In sending their children to America, parents like Shen and Zhao are detaching this next generation from the very society that allows them this freedom while denying it to others. It's a reminder of the growing wealth divisions in China. With wealthier children now spending 4 or even 8 years studying abroad, the economic inequalities are slowly turning into something more entrenched. "In the 1980s, even children who grew up in the countryside could have many options in the future, including going abroad for graduate schools, as long as they study hard at school," Lvqiu Luwei, a Chinese social commentator wrote on her blog after speaking with some parents who have children abroad. "Now, the kids who are studying in American high schools are all from well-off families. They are distinguished by their access to education starting from elementary school or even kindergarten." No longer is the nation's single-tracked education system, which its people have followed for over a thousand years, a reliable channel of upward social mobility. As a rising number of students flock to overseas schools, their less privileged peers at home -- the ones who can't afford consultants and American school tuition -- are out-competed abroad. The number of students who register for Gaokao, China's national college entrance examination, has declined by 700,000 over the last three years.

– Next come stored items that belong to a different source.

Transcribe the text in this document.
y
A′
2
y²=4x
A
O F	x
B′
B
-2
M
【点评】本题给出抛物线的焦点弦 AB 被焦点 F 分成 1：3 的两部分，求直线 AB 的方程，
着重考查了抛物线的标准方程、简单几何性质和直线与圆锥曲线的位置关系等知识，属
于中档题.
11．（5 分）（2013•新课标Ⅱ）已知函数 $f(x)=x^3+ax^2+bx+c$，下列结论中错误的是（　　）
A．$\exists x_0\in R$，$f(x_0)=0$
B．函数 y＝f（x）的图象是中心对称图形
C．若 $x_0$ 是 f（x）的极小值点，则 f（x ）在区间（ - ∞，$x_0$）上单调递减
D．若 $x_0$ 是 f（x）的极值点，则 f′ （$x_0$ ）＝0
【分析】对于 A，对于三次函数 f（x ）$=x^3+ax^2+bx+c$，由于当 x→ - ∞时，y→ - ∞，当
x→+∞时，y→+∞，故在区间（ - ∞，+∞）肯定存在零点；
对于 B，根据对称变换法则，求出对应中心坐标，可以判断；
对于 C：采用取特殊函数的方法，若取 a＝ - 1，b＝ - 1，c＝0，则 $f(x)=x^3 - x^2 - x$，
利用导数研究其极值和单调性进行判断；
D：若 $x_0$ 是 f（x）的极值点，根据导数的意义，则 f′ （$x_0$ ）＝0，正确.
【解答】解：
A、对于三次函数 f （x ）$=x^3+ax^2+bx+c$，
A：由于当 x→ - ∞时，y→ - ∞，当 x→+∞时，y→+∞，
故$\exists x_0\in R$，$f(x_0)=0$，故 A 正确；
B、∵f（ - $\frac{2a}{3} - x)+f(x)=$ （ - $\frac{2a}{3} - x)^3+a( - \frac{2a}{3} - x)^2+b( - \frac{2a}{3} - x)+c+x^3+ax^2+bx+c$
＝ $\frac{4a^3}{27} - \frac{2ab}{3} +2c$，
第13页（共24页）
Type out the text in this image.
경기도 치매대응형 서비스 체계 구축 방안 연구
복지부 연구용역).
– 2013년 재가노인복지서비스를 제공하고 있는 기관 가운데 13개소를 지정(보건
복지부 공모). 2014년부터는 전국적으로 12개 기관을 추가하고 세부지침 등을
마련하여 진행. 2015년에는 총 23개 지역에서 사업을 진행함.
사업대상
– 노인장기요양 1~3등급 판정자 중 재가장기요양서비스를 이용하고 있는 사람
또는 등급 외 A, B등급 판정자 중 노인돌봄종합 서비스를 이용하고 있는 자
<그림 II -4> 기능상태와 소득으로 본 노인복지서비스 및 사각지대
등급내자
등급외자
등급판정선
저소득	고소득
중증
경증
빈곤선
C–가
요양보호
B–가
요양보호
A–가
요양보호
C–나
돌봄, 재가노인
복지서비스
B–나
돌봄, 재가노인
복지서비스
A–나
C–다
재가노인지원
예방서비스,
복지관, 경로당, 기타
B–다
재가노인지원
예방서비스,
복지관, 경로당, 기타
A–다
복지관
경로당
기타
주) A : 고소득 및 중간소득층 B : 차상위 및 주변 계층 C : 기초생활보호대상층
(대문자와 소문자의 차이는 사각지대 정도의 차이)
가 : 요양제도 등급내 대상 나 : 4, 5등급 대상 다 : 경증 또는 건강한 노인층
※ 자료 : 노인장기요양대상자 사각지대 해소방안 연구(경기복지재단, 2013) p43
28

At the recent "two meetings," an annual two-week event where senior government officials gather to discuss new suggestions for laws, one delegate suggested founding an "elite education system," which the ministry of education approved. By establishing separate campuses within top Chinese universities and funneling the most promising students to the best educational and career opportunities, the government hopes to produce "individuals with highly specialized talent who put national honor and responsibility above their lives."
Whether or not this becomes China's antidote to the brain drain, it's a clear recognition of the problem. But, with anti-elitist resentment already running high in China, setting up yet another opportunity for the privileged class could be politically risky. "Another consequence of having social resources over-concentrated in the hands of the government!" one user on Weibo, China's Twitter-style service, lamented. "Why does it feel like 'mending the fold after the sheep is lost'?" asked another user, borrowing an ancient Chinese idiom. For now, the policy is of little concern for parents such as Shen and Zhao. Government cadres, business entrepreneurs, and well-connected intellectuals are weaving an alternative future for their children, and that future is not in China.
It's a future of a stronger education and freer society -- in America.